What the snare does have, though, is a gutsy 175Hz pitched component, which is a big part of what gives the beat its power. On top of that are a couple of significant spectral peaks at 2kHz and 6kHz, which are just ‘pokey’ enough to give a little snap at the start of each hit, but narrow enough in terms of bandwidth to avoid brightening the overall tone. To get an idea of how efficient and targeted this sound really is, try training a series of narrow EQ notches on these three frequencies — you may be surprised by how they can kill the snare in the balance.

The piano sound is another case in point. Bracketing the sound into something like a 200Hz-5kHz bandwidth, as has been done here, doesn’t exactly make it sound hi-fi, but it does avoid clouding the bass’s critical sub-200Hz zone and the vocal’s strong sense of presence and sparkle in the top two audible octaves. The bass’s low extreme of around 70Hz stays well clear of the kick’s dominant 50Hz frequency, while a 1kHz peak in the bass timbre helps it hold its place nicely on small speakers.

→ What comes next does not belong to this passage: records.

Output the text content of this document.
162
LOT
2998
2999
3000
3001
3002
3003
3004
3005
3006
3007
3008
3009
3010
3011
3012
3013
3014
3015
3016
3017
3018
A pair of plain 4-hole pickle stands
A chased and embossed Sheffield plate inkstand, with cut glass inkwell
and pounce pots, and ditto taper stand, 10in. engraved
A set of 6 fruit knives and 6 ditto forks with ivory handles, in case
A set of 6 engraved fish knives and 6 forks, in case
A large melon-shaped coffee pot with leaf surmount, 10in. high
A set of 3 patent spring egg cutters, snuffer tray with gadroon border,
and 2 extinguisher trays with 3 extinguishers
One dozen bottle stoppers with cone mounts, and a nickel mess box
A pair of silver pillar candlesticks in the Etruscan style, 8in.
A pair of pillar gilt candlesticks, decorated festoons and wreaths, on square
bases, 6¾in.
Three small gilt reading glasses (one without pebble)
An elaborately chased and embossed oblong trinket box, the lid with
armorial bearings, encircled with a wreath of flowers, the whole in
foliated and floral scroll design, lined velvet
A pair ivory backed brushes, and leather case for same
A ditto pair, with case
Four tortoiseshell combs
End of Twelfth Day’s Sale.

You could argue that the brass trespasses slightly on the vocal presence frequencies, especially at around 4kHz, but that’s mitigated by the vocal’s rich 9kHz region. I suspect that the mix engineer was well aware of this potential issue, hence the decision to separate the vocals and brass in the stereo picture throughout the track, most notably in the “I don’t know if I’m walking on solid ground” sections at 1:01 and 1:59, which feature something of a rarity: a markedly off-centre lead vocal.

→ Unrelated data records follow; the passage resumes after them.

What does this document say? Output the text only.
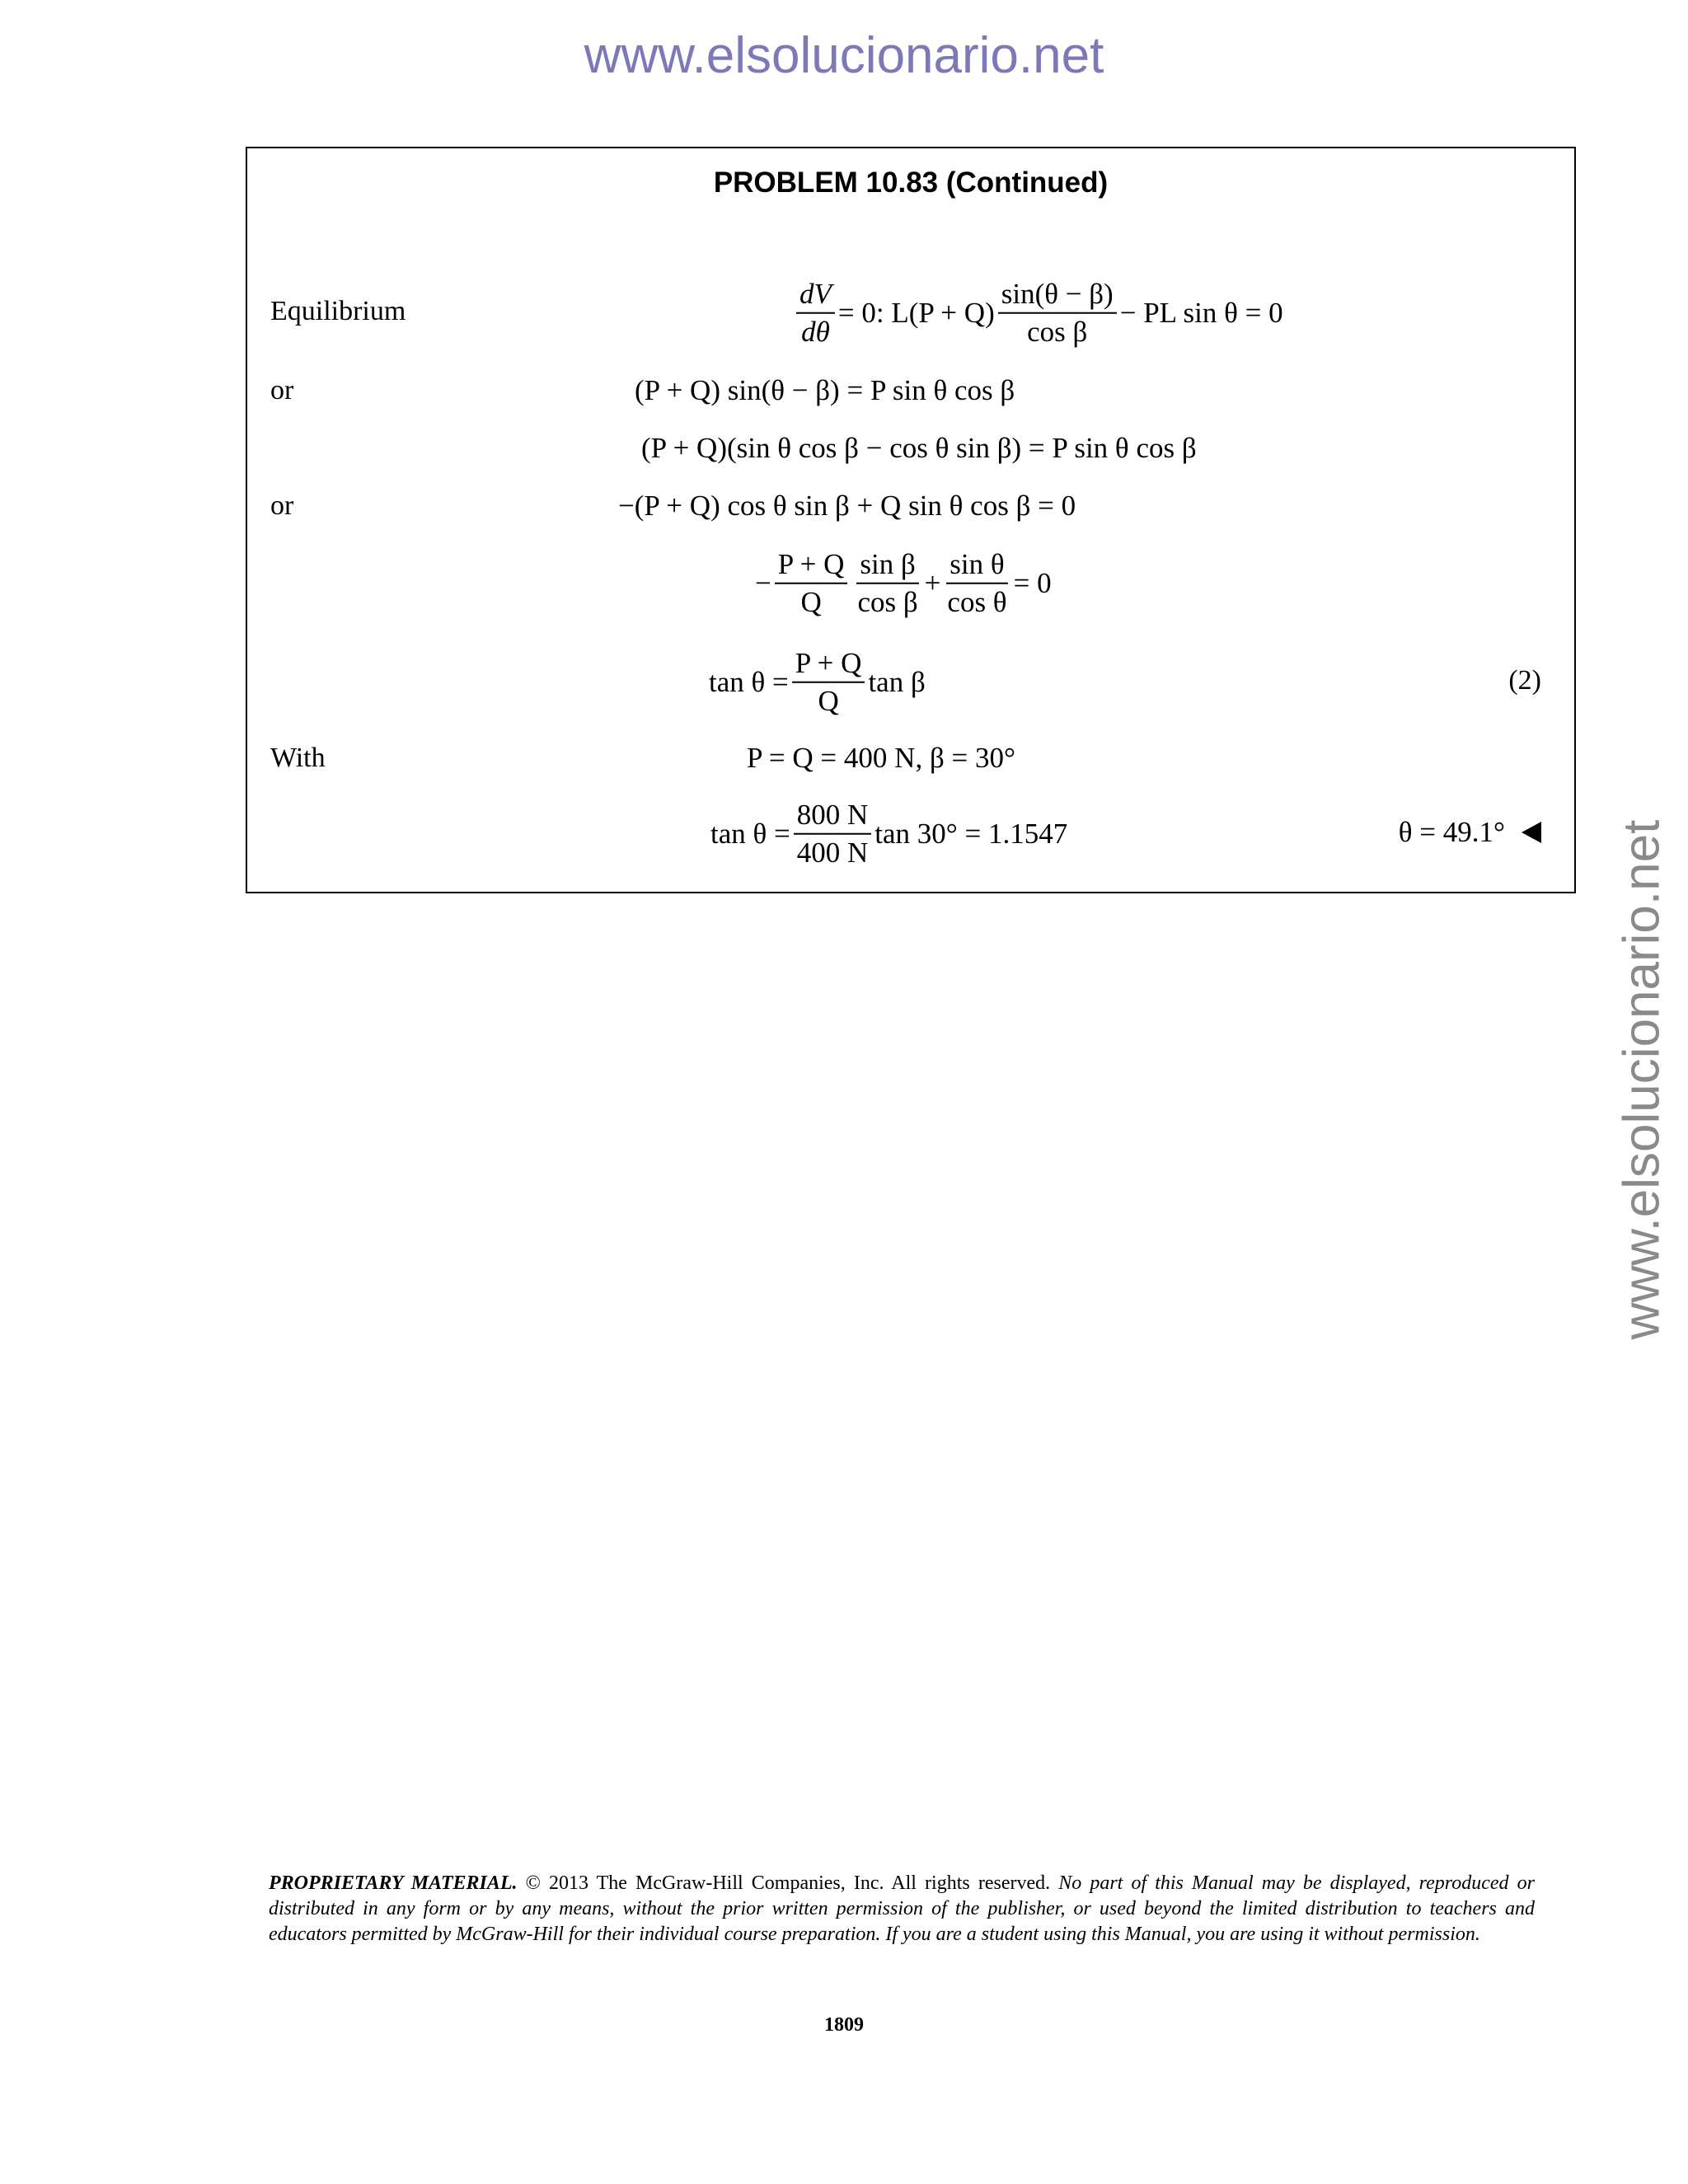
www.elsolucionario.net
www.elsolucionario.net
PROBLEM 10.83 (Continued)
Equilibrium	$\frac{dV}{d\theta} = 0$: $L(P + Q) \frac{\sin(\theta - \beta)}{\text{cos β}}$ − PL sin θ = 0
or	(P + Q) sin(θ − β) = P sin θ cos β
(P + Q)(sin θ cos β − cos θ sin β) = P sin θ cos β
or	−(P + Q) cos θ sin β + Q sin θ cos β = 0
− $\frac{P + Q}{Q} \frac{\text{sin β}}{\text{cos β}} + \frac{\text{sin θ}}{\text{cos θ}} = 0$
$\tan \theta = \frac{P + Q}{Q}$ tan β	(2)
With	P = Q = 400 N, β = 30°
$\tan \theta = \frac{800 N}{400 N}$ tan 30° = 1.1547	θ = 49.1°
PROPRIETARY MATERIAL. © 2013 The McGraw-Hill Companies, Inc. All rights reserved. No part of this Manual may be displayed, reproduced or distributed in any form or by any means, without the prior written permission of the publisher, or used beyond the limited distribution to teachers and educators permitted by McGraw-Hill for their individual course preparation. If you are a student using this Manual, you are using it without permission.
1809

In a mix that has so many sounds separated so beautifully, it’s also worth pointing out that the engineer has shown himself perfectly capable of sinking the organ sound almost invisibly into the mix as an extra sweetener, without letting it draw attention away from the foreground instruments. It only surfaces enough to be audible in its own right for few seconds around the “take away my sorrow” lyric (2:26-2:31), but you only have to solo the stereo Sides signal to hear that it’s playing pretty much all the way through the song.

Of course, no mix is ever perfect, if only because everyone has a different idea of what ‘perfect’ is! I’d personally have given the kick drum a little more cut-through in the mid-range (a small peak at 700Hz?), as it loses out a bit on smaller playback systems. If you switch back and forth to mono, it reveals that the vocal reverb is cancelling a great deal too, effectively drying up the mix. This is a surprisingly common issue with cheap and/or lo-fi reverbs in particular, but can usually be avoided fairly easily using modern phase-shifting tools, without compromising any retro credentials.

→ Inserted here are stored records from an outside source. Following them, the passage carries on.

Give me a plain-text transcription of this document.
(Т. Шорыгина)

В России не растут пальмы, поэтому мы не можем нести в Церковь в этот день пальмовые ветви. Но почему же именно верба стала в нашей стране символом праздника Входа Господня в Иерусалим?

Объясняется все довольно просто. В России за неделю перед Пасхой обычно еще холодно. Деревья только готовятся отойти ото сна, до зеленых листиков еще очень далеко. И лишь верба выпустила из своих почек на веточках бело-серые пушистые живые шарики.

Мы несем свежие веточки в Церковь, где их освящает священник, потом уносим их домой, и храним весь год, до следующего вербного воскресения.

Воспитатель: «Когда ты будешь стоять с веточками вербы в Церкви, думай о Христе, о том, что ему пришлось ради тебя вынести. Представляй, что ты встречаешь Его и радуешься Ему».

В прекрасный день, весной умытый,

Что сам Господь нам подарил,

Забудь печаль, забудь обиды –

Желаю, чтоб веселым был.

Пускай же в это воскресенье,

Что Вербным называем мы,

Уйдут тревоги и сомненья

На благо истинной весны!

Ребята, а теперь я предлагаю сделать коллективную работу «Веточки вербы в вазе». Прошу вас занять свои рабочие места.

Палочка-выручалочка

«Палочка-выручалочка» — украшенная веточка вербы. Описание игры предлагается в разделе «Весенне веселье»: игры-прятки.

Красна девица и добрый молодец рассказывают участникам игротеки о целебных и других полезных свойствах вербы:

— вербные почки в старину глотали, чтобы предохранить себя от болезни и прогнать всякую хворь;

If you’ve listened to this track in the UK, it’s possible that you may have heard the UK-only Radio Mix, which has a brighter, stronger, and presumably sampled backbeat, and has also been edited a bit to shorten the overall length and introduce a couple of new arrangement drops. Needless to say, my comments above don’t really apply in the same way to that version.

I mentioned the almost subliminal organ part in the main review, but something else that’s worth listening for is the simple figuration change for the “I don’t know if I’m walking on solid ground” sections, where it moves from playing short stabs to holding chords instead. I love the way this just delicately opens up the texture for these sections. It’s funny, the contrast is somehow less apparent when it starts playing chords than when it stops playing them in the following verse sections.

Tremendous credit is due to Leon Michels, too, I think. The horn arrangement on this track is very economical, but also very imaginative in its own understated way. It takes a lot of confidence to do a chart like that. The looseness of some of the vocal tuning is another breath of fresh air, and very well judged, because it adds to the general impression of a production from a bygone era without sounding obviously sour at any point.